Matrix rank and probability limit

Question

If I have a random matrix $M$ (dimension $l\times l$) whose elements are stochastic and depend on $n$ such that for all $n$, the rank of $M$ is less than or equal to $k$, can I infer that $$ \text{plim}_{n\to\infty}M $$ has rank less than or equal to $k$? Here, we assume that the probability limit above exists and $l$ and $k$ do not depend on $n$.

The result appears as an implicit step in a proof in my textbook. I know the Continuous Mapping Theorem but rank isn't a continuous map of a matrix so I'm stuck. Thanks for your help.

Answer 1

This follows from two facts:

1. The set of $l \times l$ matrices with rank $\leq k$ is closed.

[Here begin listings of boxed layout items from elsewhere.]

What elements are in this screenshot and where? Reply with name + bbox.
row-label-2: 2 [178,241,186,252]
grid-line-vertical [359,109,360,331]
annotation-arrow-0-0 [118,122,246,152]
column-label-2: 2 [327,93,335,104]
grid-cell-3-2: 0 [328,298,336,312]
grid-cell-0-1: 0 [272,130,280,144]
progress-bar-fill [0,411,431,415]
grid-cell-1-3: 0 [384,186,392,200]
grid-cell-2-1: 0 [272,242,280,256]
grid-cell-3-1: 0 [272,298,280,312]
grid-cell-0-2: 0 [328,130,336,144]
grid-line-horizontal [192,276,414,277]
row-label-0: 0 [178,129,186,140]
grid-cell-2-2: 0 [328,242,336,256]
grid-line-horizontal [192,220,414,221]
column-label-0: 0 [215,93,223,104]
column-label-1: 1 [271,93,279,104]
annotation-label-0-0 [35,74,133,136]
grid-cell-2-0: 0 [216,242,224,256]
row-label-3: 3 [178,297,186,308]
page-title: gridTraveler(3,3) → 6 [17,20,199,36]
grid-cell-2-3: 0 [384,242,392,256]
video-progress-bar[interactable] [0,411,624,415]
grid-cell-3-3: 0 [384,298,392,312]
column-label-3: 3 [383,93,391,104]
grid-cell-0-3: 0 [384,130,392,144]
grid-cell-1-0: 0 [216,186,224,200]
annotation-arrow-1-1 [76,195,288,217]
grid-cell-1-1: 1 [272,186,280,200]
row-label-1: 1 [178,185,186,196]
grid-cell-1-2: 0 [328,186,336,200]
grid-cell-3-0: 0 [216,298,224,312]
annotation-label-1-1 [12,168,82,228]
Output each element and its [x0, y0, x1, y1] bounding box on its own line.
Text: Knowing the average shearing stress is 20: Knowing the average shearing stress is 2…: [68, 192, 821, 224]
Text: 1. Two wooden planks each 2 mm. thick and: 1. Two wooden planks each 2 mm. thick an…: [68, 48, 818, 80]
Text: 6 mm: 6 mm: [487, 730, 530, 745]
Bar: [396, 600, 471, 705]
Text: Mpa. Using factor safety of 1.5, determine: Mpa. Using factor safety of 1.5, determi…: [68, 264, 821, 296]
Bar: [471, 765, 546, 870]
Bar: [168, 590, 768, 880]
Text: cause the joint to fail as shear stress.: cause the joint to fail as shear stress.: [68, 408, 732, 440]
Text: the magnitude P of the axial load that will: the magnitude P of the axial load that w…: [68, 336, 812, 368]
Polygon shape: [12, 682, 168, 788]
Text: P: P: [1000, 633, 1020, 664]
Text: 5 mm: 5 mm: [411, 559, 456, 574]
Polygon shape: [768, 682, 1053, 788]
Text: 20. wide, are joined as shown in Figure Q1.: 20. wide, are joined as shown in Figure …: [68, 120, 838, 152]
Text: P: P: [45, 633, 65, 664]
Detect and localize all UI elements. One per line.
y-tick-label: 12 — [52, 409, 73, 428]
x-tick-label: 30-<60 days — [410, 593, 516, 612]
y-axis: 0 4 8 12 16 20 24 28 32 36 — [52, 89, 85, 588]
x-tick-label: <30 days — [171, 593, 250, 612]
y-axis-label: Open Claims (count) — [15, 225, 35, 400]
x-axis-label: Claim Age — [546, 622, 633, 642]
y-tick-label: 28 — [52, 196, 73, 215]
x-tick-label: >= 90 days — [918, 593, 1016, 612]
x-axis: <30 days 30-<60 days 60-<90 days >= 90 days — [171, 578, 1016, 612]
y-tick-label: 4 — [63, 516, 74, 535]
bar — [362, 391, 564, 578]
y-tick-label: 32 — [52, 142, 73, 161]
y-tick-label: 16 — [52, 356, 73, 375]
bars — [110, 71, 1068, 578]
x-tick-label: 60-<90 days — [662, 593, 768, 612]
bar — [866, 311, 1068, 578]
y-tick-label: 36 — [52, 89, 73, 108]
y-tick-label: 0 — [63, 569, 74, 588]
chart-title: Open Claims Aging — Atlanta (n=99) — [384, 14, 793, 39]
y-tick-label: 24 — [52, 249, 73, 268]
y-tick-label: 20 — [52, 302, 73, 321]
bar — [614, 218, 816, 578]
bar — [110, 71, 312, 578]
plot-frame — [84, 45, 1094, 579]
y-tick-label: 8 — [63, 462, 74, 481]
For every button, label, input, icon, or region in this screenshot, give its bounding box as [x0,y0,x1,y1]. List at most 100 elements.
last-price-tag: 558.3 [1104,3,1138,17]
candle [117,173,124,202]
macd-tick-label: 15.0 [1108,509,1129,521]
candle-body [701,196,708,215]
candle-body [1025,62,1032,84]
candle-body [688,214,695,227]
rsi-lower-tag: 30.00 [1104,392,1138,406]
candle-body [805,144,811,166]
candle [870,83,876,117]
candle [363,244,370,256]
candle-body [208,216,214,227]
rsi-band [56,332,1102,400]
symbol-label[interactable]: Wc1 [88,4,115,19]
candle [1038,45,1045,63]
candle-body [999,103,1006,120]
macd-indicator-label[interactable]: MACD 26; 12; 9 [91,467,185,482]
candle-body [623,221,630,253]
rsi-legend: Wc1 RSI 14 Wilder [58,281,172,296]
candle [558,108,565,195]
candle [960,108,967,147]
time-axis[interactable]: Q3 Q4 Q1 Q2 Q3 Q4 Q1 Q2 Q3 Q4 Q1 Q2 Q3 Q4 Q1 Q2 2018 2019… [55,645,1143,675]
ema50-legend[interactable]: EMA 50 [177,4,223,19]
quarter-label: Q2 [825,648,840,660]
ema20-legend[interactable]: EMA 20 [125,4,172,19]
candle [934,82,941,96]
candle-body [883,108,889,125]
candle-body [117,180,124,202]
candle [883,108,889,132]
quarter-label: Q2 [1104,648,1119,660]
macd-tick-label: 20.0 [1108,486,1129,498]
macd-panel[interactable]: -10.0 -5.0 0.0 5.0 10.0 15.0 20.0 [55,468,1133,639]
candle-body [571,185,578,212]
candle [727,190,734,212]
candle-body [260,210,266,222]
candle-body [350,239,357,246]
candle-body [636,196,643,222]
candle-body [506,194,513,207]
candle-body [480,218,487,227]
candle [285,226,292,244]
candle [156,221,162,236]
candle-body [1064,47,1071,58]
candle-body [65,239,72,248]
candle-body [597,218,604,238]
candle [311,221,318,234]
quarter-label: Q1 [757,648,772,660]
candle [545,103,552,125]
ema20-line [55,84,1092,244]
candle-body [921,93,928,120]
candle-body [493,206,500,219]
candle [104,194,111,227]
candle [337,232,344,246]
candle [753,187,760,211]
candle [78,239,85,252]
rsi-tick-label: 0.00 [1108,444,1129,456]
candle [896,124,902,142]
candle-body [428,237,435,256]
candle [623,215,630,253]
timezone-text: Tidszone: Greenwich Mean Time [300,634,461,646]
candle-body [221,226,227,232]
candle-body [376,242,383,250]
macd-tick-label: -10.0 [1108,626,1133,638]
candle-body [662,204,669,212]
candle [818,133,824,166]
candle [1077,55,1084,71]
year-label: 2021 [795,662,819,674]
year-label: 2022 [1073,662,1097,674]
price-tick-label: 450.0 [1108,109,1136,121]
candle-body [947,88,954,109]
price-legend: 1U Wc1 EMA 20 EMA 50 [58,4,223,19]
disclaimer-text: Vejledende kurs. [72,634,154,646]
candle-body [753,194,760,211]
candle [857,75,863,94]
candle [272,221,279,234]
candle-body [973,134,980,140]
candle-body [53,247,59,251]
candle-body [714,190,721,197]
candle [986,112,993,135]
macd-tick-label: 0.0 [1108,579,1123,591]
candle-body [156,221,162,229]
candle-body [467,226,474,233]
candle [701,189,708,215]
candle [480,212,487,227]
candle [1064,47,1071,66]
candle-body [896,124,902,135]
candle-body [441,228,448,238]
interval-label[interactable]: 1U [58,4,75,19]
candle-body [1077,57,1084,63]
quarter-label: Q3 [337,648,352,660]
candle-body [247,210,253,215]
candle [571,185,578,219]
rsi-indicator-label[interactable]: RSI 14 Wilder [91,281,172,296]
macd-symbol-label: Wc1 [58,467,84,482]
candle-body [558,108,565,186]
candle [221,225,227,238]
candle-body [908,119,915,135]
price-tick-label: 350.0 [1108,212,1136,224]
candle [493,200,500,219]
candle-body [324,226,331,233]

This is true since, for $k<l$, the matrices with rank $\leq k$ are precisely those for which every $(k+1)\times (k+1)$ submatrix has determinant 0. (Now use the fact that the determinant is continuous, so its preimage of $\{0\}$ is closed, and the intersection of closed sets is closed.)

2. Given a closed subset $C$ of a metric space $E$ and a sequence of random elements $X_i$ of $E$, if $X_i$ converges in probability to a random variable $X$, and if $P(X_i \in C)=1$ for all $i$, then $P(X \in C)=1$.

This is true since convergence in probability implies a.s.-convergence on a subsequence.